Entonces, su marido la llevó a la guardia del hospital de Plottier, donde le recetaron antibióticos por una infección, aunque ella no quiso tomarlos por el dolor abdominal.

Al regresar a su casa, continuó con los síntomas: fiebre y vómitos, con ampollas en la mano afectada. A la mañana siguiente, regresó al hospital, pero no detectaron el origen del problema, por lo que la familia decidió trasladarla al Policlínico Neuquén.

En este último establecimiento le realizaron una tomografía y finalmente se constató que se trataba de la mordedura de un arácnido. Tras determinar qué tipo de araña había picado a la mujer, ya que el antídoto difiere según la especie, le aplicaron una dosis, aunque la paciente nunca logró recuperarse.

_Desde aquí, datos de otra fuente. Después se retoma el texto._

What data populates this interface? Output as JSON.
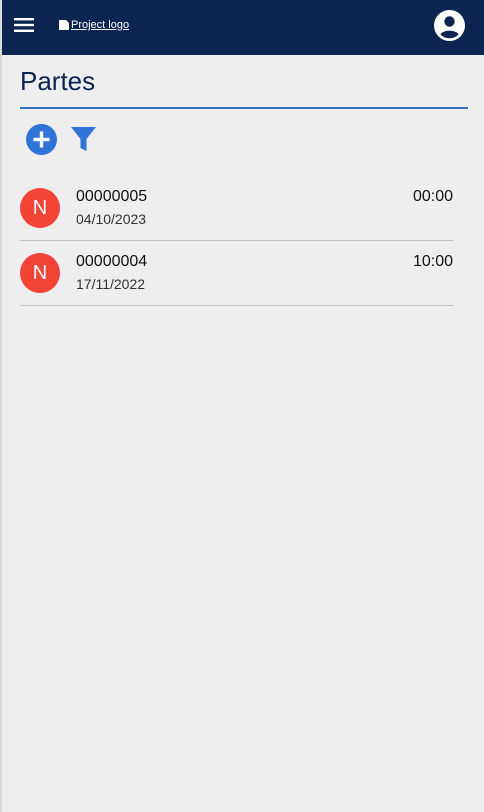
{
  "header": {
    "logo_alt": "Project logo",
    "menu_icon": "hamburger-menu-icon",
    "account_icon": "account-circle-icon",
    "background": "#0b2450"
  },
  "page": {
    "title": "Partes",
    "accent": "#2f74c0"
  },
  "toolbar": {
    "add_icon": "add-circle-icon",
    "filter_icon": "filter-icon"
  },
  "partes": [
    {
      "initial": "N",
      "number": "00000005",
      "date": "04/10/2023",
      "time": "00:00"
    },
    {
      "initial": "N",
      "number": "00000004",
      "date": "17/11/2022",
      "time": "10:00"
    }
  ]
}
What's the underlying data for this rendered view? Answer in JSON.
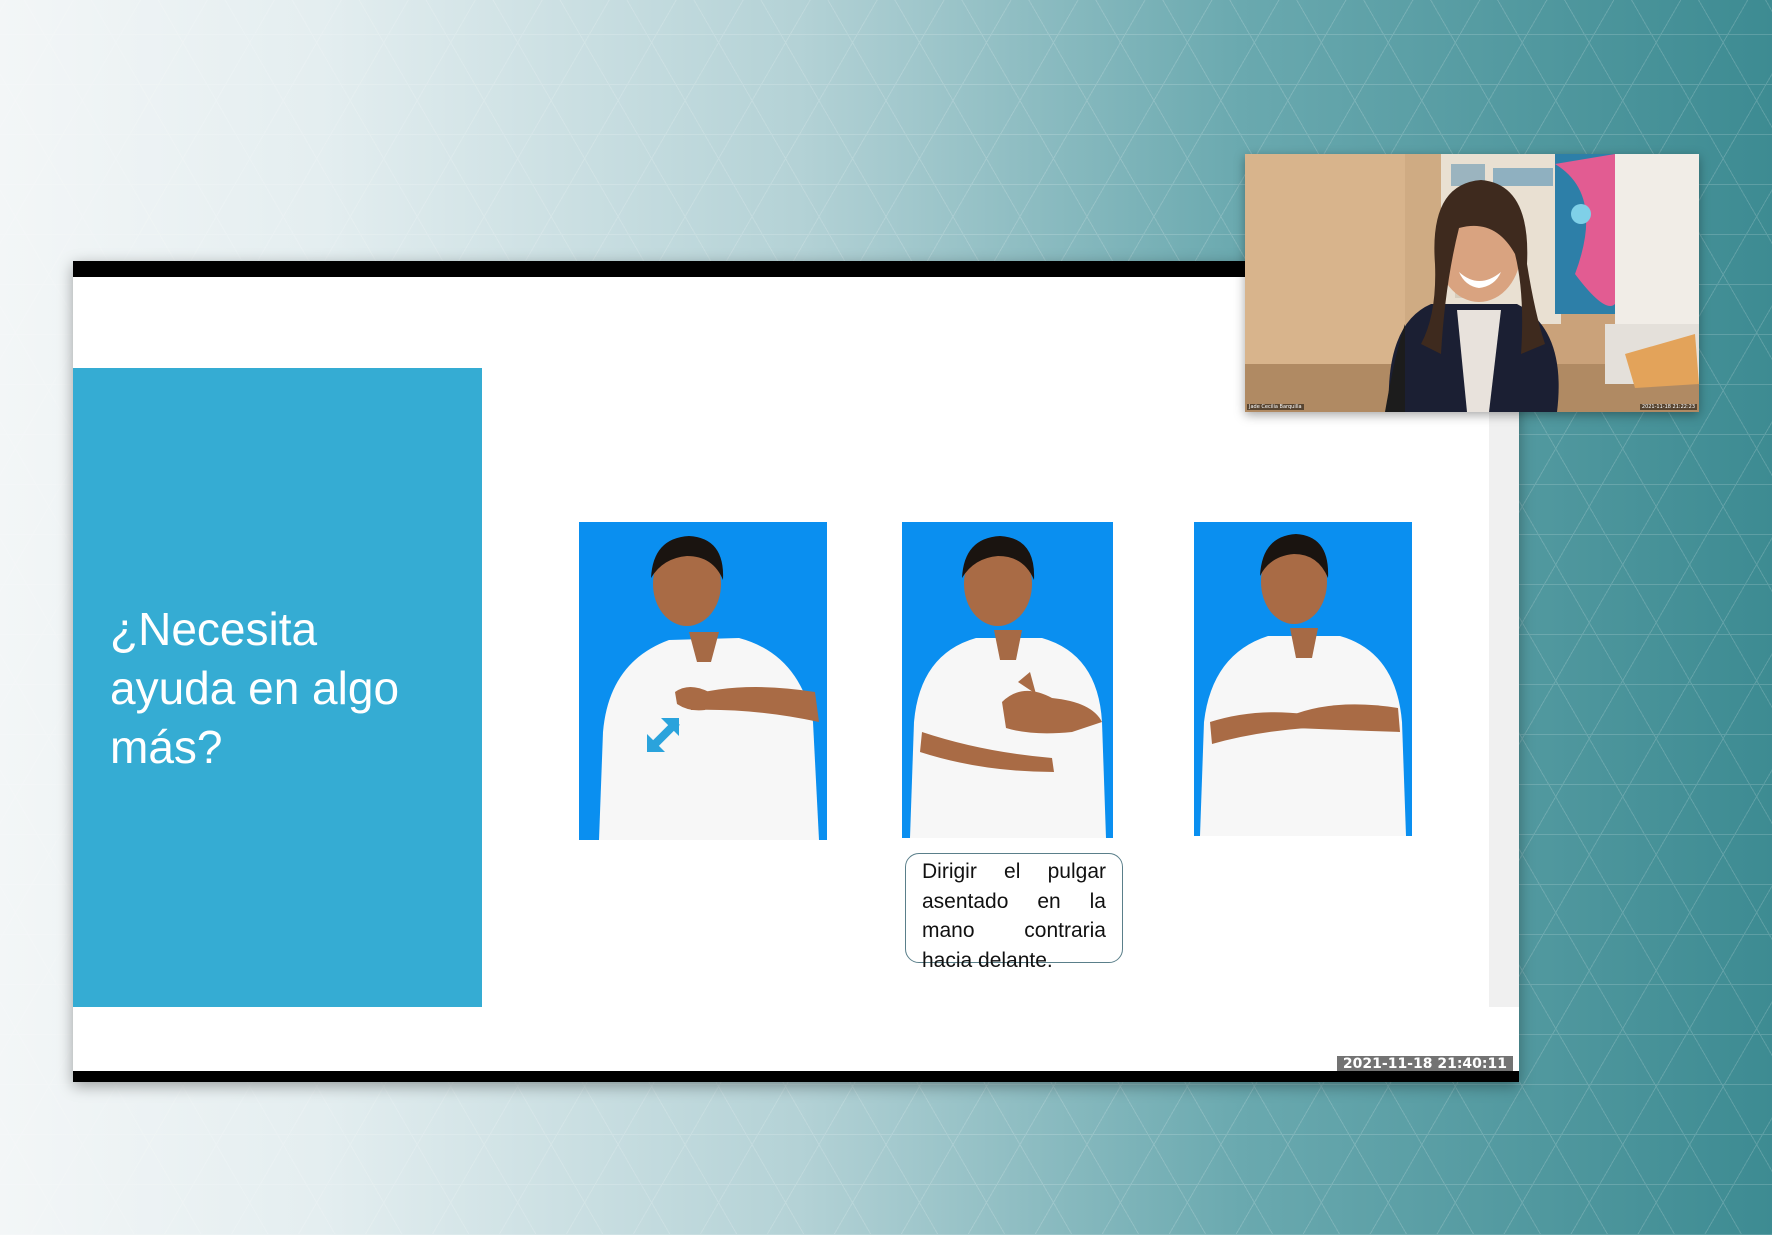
{
  "slide": {
    "title": "¿Necesita ayuda en algo más?",
    "caption": "Dirigir el pulgar asentado en la mano contraria hacia delante.",
    "timestamp": "2021-11-18  21:40:11",
    "accent_color": "#35acd3",
    "photo_background_color": "#0a8ff0",
    "movement_icon": "double-arrow-icon"
  },
  "webcam": {
    "name_label": "Jade Cecilia Barquilla",
    "timestamp": "2021-11-18  21:22:23"
  }
}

De acuerdo al artículo periodístico, Alicia falleció a las 48 horas, el miércoles 6 de enero, por simultáneas fallas en los órganos. "Ya no le funcionaban los riñones ni los intestinos, luego tuvo una falla cardíaca y otra respiratoria", detalló Cintia, su hija, quien pidió que "se capacite a los médicos ante estas situaciones".

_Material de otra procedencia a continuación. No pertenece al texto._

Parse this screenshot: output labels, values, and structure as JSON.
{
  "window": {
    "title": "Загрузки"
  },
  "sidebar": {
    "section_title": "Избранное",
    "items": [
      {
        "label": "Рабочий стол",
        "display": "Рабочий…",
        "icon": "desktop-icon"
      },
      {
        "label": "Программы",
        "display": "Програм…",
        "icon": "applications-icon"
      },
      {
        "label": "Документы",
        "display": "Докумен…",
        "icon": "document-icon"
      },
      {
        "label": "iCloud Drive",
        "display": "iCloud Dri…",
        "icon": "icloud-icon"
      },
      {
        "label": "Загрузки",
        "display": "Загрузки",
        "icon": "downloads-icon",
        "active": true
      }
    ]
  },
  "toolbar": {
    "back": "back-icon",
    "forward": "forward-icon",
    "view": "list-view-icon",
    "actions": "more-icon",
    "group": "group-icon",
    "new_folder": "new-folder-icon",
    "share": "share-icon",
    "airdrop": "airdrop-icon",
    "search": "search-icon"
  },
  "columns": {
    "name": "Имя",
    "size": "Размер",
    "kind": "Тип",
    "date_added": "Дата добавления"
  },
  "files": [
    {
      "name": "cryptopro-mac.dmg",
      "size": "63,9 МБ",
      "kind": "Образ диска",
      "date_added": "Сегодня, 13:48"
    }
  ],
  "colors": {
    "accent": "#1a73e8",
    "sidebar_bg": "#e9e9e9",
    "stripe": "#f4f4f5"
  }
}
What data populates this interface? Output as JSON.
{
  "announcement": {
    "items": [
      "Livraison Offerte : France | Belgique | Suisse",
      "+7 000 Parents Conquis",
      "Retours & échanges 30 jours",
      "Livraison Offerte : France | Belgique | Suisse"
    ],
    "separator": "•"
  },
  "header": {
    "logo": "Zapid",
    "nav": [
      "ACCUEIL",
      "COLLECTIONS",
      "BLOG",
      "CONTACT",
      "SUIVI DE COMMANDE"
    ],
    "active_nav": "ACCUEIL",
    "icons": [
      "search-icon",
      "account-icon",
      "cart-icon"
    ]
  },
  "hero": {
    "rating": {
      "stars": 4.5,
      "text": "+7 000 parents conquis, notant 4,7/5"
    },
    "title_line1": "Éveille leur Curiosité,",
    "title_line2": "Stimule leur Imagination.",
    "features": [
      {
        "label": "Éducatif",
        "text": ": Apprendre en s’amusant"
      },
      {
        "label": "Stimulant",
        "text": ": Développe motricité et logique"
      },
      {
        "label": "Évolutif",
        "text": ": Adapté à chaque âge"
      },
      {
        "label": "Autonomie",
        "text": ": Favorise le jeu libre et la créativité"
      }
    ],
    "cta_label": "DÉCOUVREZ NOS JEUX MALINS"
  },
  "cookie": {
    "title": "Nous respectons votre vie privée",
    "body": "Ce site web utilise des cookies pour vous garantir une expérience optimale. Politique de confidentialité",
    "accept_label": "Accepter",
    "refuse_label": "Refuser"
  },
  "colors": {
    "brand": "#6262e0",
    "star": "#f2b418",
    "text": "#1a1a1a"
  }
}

La araña parda también es conocida como "araña marrón", "araña de los rincones" o "araña del violín" y es una de las pocas arañas venenosas que habita en Argentina. Mide entre 1 y 3 centímetros con las patas extendidas, es marrón y tiene marcas en el lado dorsal del tórax.

Se encuentra en prácticamente todo el territorio nacional y tiene hábitos domiciliarios, ya que habita en lugares secos y oscuros, generalmente atrás de muebles, cuatros, roperos, cubre persianas, en la unión de ladrillos o hendiduras en las paredes.